In vertebrates as well as in Drosophila an increase in histone H4 acetylation precedes the H-P switch, while the switch is accompanied by introduction of DNA breaks. In the mammalian model systems the H4 acetylation is proposed as the start-signal for the H-P switch and the DNA breaks may be related to the activity of topoisomerases involved in the relaxation of histone deprived DNA. Here, this model was now tested in the Drosophila background. Histone acetyltransferase (HAT) and histone deacetylase (HDAC) activity was manipulated via inhibitor treatment of cultured pupal testes and isolated cysts. Histone acetylation Histone acetylation turned out to be essential to the correct development of postmeiotic cysts. However, HDAC-inhibitor induced, premature histone acetylation did not lead to premature signs of the H-P switch. Thus, histone H4 acetylation alone is not sufficient to be the start-signal of the H-P switch in Drosophila. Inhibition of type I and II topoisomerases had no effect on the development of postmeiotic spermatids and the completion of the H-P switch. A connection between DNA breaks and topoisomerase activity appears not to exist in Drosophila spermatids.
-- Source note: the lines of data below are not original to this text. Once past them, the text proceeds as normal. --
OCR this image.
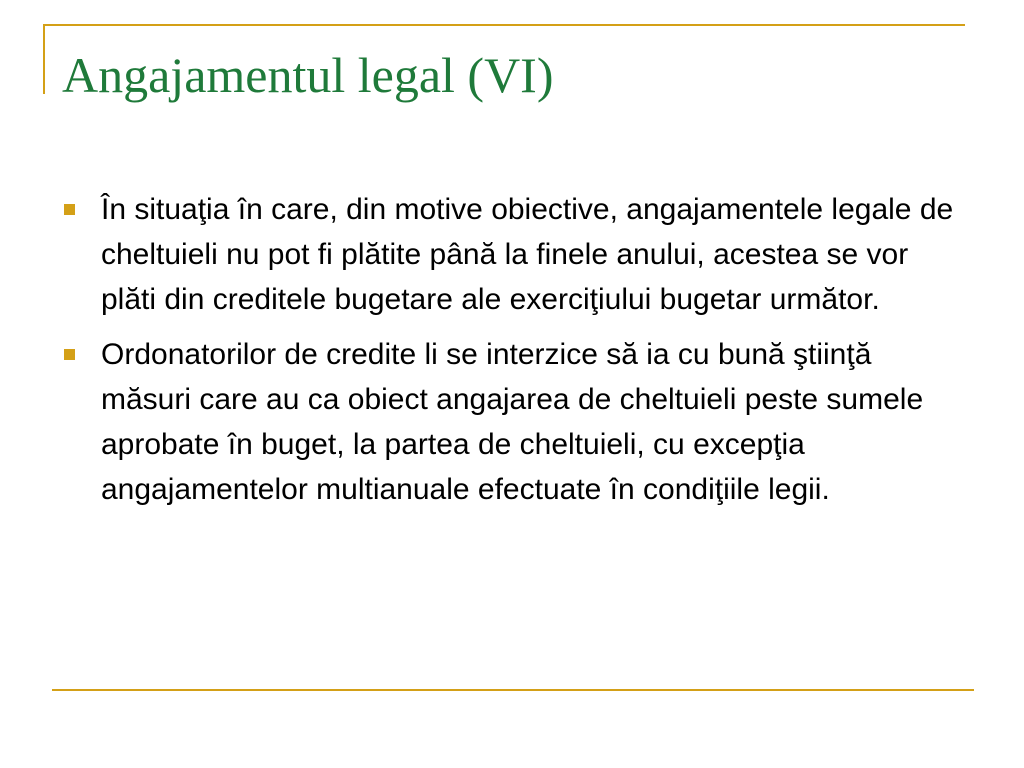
Angajamentul legal (VI)
În situaţia în care, din motive obiective, angajamentele legale de cheltuieli nu pot fi plătite până la finele anului, acestea se vor plăti din creditele bugetare ale exerciţiului bugetar următor.
Ordonatorilor de credite li se interzice să ia cu bună ştiinţă măsuri care au ca obiect angajarea de cheltuieli peste sumele aprobate în buget, la partea de cheltuieli, cu excepţia angajamentelor multianuale efectuate în condiţiile legii.
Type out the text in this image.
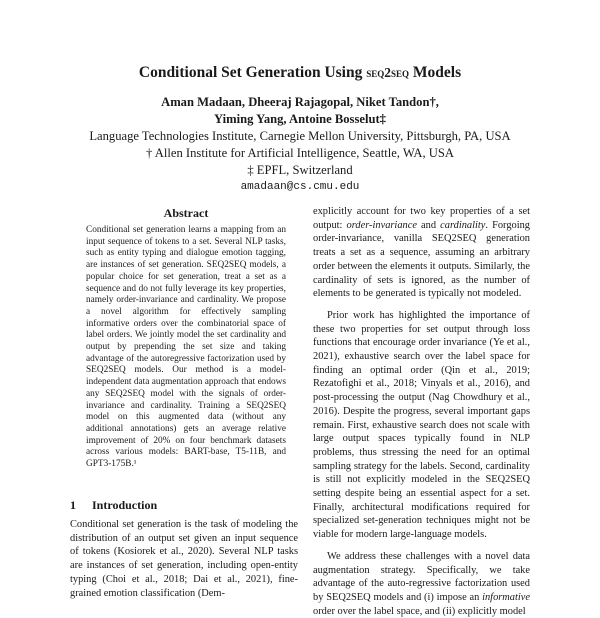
Conditional Set Generation Using seq2seq Models
Aman Madaan, Dheeraj Rajagopal, Niket Tandon†,
Yiming Yang, Antoine Bosselut‡
Language Technologies Institute, Carnegie Mellon University, Pittsburgh, PA, USA
† Allen Institute for Artificial Intelligence, Seattle, WA, USA
‡ EPFL, Switzerland
amadaan@cs.cmu.edu
Abstract

Conditional set generation learns a mapping from an input sequence of tokens to a set. Several NLP tasks, such as entity typing and dialogue emotion tagging, are instances of set generation. SEQ2SEQ models, a popular choice for set generation, treat a set as a sequence and do not fully leverage its key properties, namely order-invariance and cardinality. We propose a novel algorithm for effectively sampling informative orders over the combinatorial space of label orders. We jointly model the set cardinality and output by prepending the set size and taking advantage of the autoregressive factorization used by SEQ2SEQ models. Our method is a model-independent data augmentation approach that endows any SEQ2SEQ model with the signals of order-invariance and cardinality. Training a SEQ2SEQ model on this augmented data (without any additional annotations) gets an average relative improvement of 20% on four benchmark datasets across various models: BART-base, T5-11B, and GPT3-175B.¹

1 Introduction

Conditional set generation is the task of modeling the distribution of an output set given an input sequence of tokens (Kosiorek et al., 2020). Several NLP tasks are instances of set generation, including open-entity typing (Choi et al., 2018; Dai et al., 2021), fine-grained emotion classification (Dem-

explicitly account for two key properties of a set output: order-invariance and cardinality. Forgoing order-invariance, vanilla SEQ2SEQ generation treats a set as a sequence, assuming an arbitrary order between the elements it outputs. Similarly, the cardinality of sets is ignored, as the number of elements to be generated is typically not modeled.

Prior work has highlighted the importance of these two properties for set output through loss functions that encourage order invariance (Ye et al., 2021), exhaustive search over the label space for finding an optimal order (Qin et al., 2019; Rezatofighi et al., 2018; Vinyals et al., 2016), and post-processing the output (Nag Chowdhury et al., 2016). Despite the progress, several important gaps remain. First, exhaustive search does not scale with large output spaces typically found in NLP problems, thus stressing the need for an optimal sampling strategy for the labels. Second, cardinality is still not explicitly modeled in the SEQ2SEQ setting despite being an essential aspect for a set. Finally, architectural modifications required for specialized set-generation techniques might not be viable for modern large-language models.

We address these challenges with a novel data augmentation strategy. Specifically, we take advantage of the auto-regressive factorization used by SEQ2SEQ models and (i) impose an informative order over the label space, and (ii) explicitly model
The HAT responsible for histone H4 acetylation in the H-P switch of Drosophila is not known so far. Here, the postmeiotic expression pattern of a few HATs was determined by stage-specific RT-PCR on RNA purified from manually isolated single cysts. One candidate HAT was identified.
The results of this work were used in the assembly of a working model for the molecular mechanism of the H-P switch in Drosophila.